🤖 AI Summary
Audio classifiers suffer from domain shift under acoustic environmental variations, yet existing test-time adaptation (TTA) studies predominantly evaluate performance under static or mismatched noise conditions, failing to model the diversity of real-world degradations. To address this, we propose DHAuDS—a novel, dynamic heterogeneous audio degradation benchmark specifically designed for audio TTA evaluation. Built upon four core datasets including UrbanSound8K-C, DHAuDS synthesizes degraded samples via dynamically modulated intensity control and multi-type noise superposition. It establishes four standardized benchmarks, introduces 14 differentiated evaluation metrics, and defines dynamic mixed-domain noise configurations. We conduct 124 reproducible experiments. As the first systematic framework for audio TTA, DHAuDS enables fair, cross-domain, and robust assessment of TTA methods under diverse, realistic audio degradations—substantially enhancing the comprehensiveness and credibility of audio model generalization evaluation.
📝 Abstract
Audio classifiers frequently face domain shift, when models trained on one dataset lose accuracy on data recorded in acoustically different conditions. Previous Test-Time Adaptation (TTA) research in speech and sound analysis often evaluates models under fixed or mismatched noise settings, that fail to mimic real-world variability.

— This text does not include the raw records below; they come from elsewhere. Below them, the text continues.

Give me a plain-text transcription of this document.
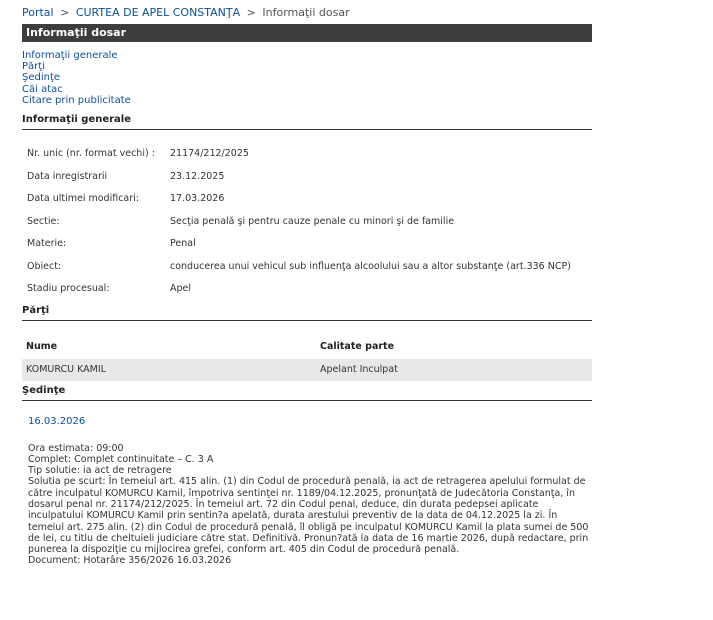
Portal > CURTEA DE APEL CONSTANŢA > Informaţii dosar
Informaţii dosar
Informaţii generale
Părţi
Şedinţe
Căi atac
Citare prin publicitate
Informaţii generale
Nr. unic (nr. format vechi) :	21174/212/2025
Data inregistrarii	23.12.2025
Data ultimei modificari:	17.03.2026
Sectie:	Secţia penală şi pentru cauze penale cu minori şi de familie
Materie:	Penal
Obiect:	conducerea unui vehicul sub influenţa alcoolului sau a altor substanţe (art.336 NCP)
Stadiu procesual:	Apel
Părţi
Nume	Calitate parte
KOMURCU KAMIL	Apelant Inculpat
Şedinţe
16.03.2026
Ora estimata: 09:00
Complet: Complet continuitate – C. 3 A
Tip solutie: ia act de retragere
Solutia pe scurt: În temeiul art. 415 alin. (1) din Codul de procedură penală, ia act de retragerea apelului formulat de către inculpatul KOMURCU Kamil, împotriva sentinţei nr. 1189/04.12.2025, pronunţată de Judecătoria Constanţa, în dosarul penal nr. 21174/212/2025. În temeiul art. 72 din Codul penal, deduce, din durata pedepsei aplicate inculpatului KOMURCU Kamil prin sentin?a apelată, durata arestului preventiv de la data de 04.12.2025 la zi. În temeiul art. 275 alin. (2) din Codul de procedură penală, îl obligă pe inculpatul KOMURCU Kamil la plata sumei de 500 de lei, cu titlu de cheltuieli judiciare către stat. Definitivă. Pronun?ată la data de 16 martie 2026, după redactare, prin punerea la dispoziţie cu mijlocirea grefei, conform art. 405 din Codul de procedură penală.
Document: Hotarâre 356/2026 16.03.2026
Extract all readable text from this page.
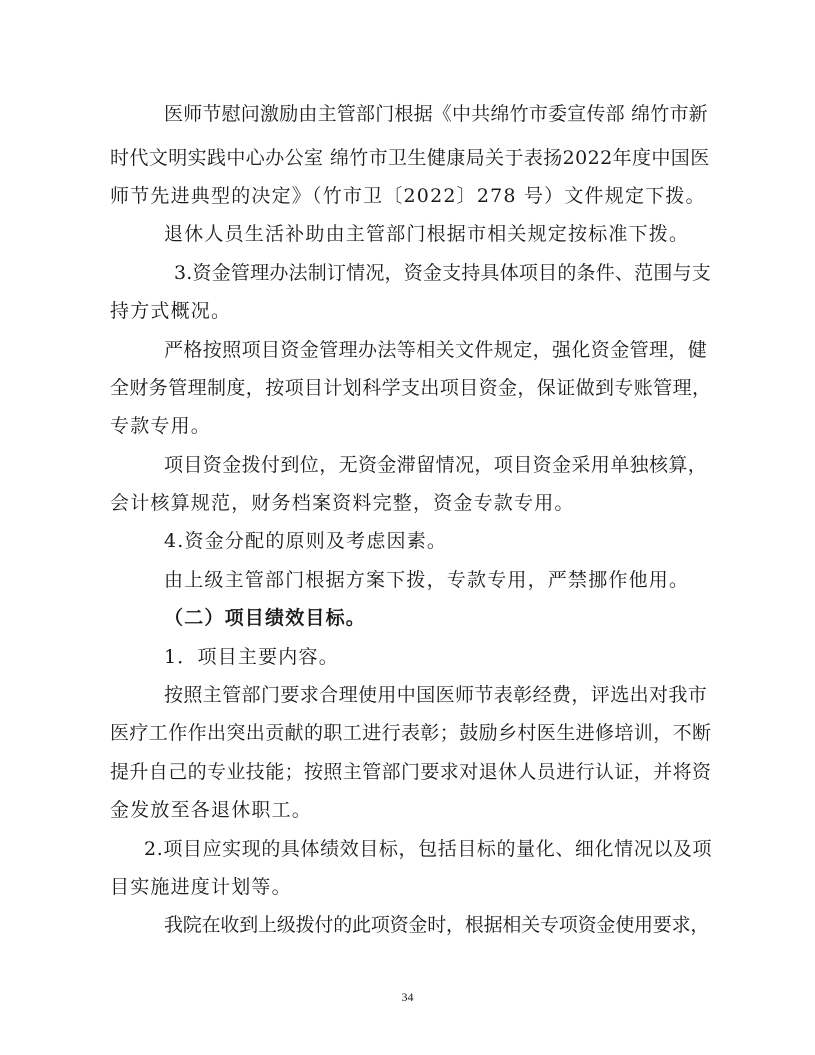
医师节慰问激励由主管部门根据《中共绵竹市委宣传部 绵竹市新
时代文明实践中心办公室 绵竹市卫生健康局关于表扬2022年度中国医
师节先进典型的决定》（竹市卫〔2022〕278 号）文件规定下拨。
退休人员生活补助由主管部门根据市相关规定按标准下拨。
3.资金管理办法制订情况，资金支持具体项目的条件、范围与支
持方式概况。
严格按照项目资金管理办法等相关文件规定，强化资金管理，健
全财务管理制度，按项目计划科学支出项目资金，保证做到专账管理，
专款专用。
项目资金拨付到位，无资金滞留情况，项目资金采用单独核算，
会计核算规范，财务档案资料完整，资金专款专用。
4.资金分配的原则及考虑因素。
由上级主管部门根据方案下拨，专款专用，严禁挪作他用。
（二）项目绩效目标。
1．项目主要内容。
按照主管部门要求合理使用中国医师节表彰经费，评选出对我市
医疗工作作出突出贡献的职工进行表彰；鼓励乡村医生进修培训，不断
提升自己的专业技能；按照主管部门要求对退休人员进行认证，并将资
金发放至各退休职工。
2.项目应实现的具体绩效目标，包括目标的量化、细化情况以及项
目实施进度计划等。
我院在收到上级拨付的此项资金时，根据相关专项资金使用要求，
34
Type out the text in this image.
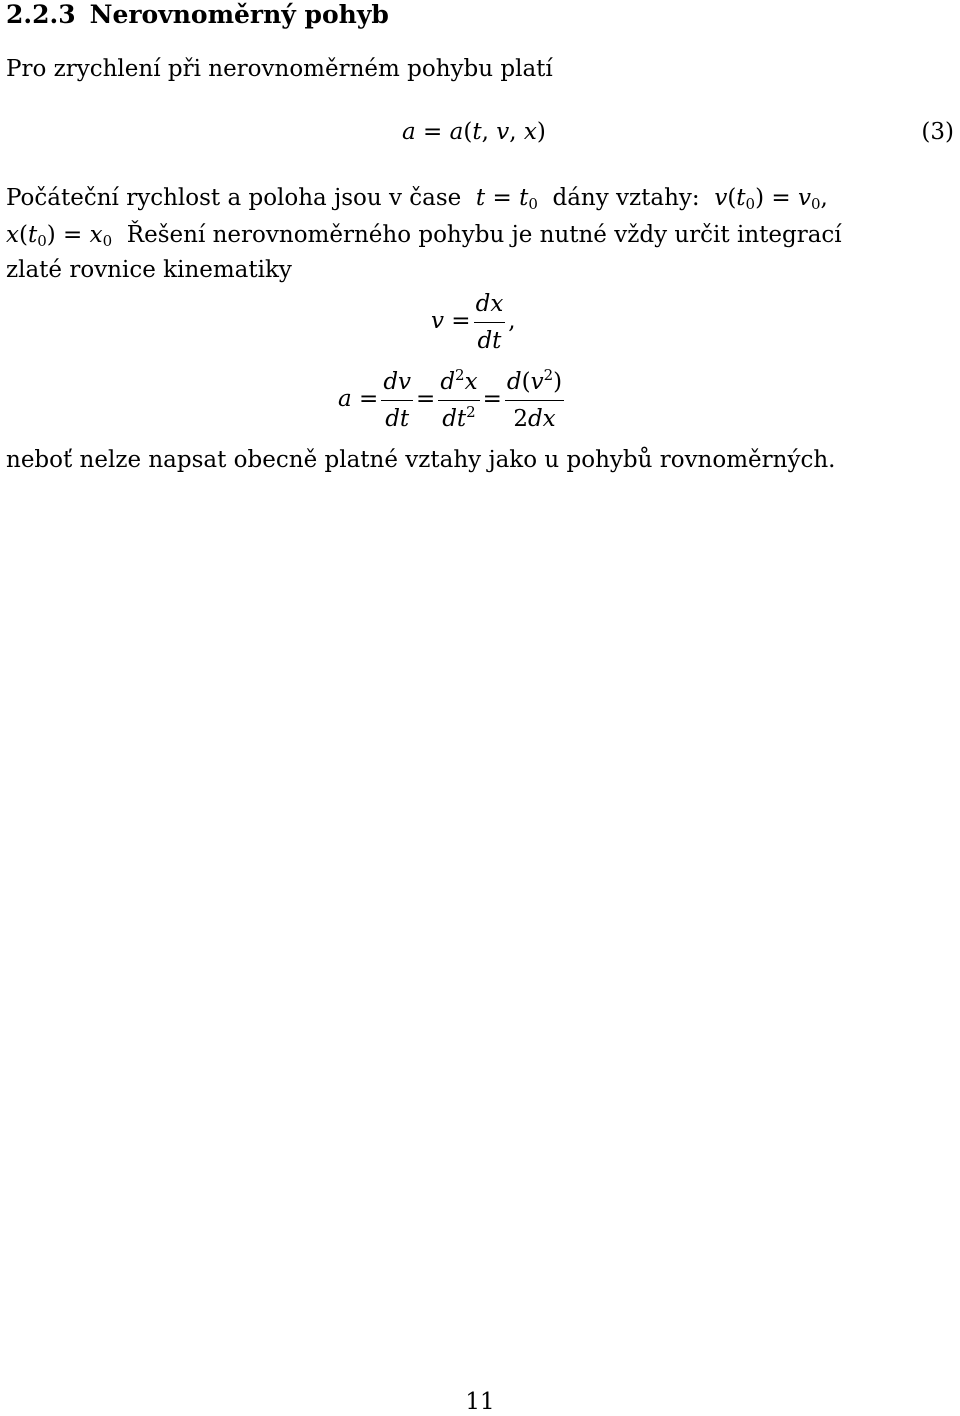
2.2.3 Nerovnoměrný pohyb
Pro zrychlení při nerovnoměrném pohybu platí
a = a(t, v, x)	(3)
Počáteční rychlost a poloha jsou v čase $t = t_0$ dány vztahy: $v(t_0) = v_0$,
$x(t_0) = x_0$ Řešení nerovnoměrného pohybu je nutné vždy určit integrací
zlaté rovnice kinematiky
$v = \frac{dx}{dt}$ ,
$a = \frac{dv}{dt} = \frac{d^2x}{dt^2} = \frac{d(v^2)}{2dx}$
neboť nelze napsat obecně platné vztahy jako u pohybů rovnoměrných.
11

To overcome these limitations, this paper presents DHAuDS (Dynamic and Heterogeneous Audio Domain Shift), a benchmark designed to assess TTA approaches under more realistic and diverse acoustic shifts. DHAuDS comprises four standardized benchmarks: UrbanSound8K-C, SpeechCommandsV2-C, VocalSound-C, and ReefSet-C, each constructed with dynamic corruption severity levels and heterogeneous noise types to simulate authentic audio degradation scenarios. The framework defines 14 evaluation criteria for each benchmark (8 for UrbanSound8K-C), resulting in 50 unrepeated criteria (124 experiments) that collectively enable fair, reproducible, and cross-domain comparison of TTA algorithms. Through the inclusion of dynamic and mixed-domain noise settings, DHAuDS offers a consistent and publicly reproducible testbed to support ongoing studies in robust and adaptive audio modeling.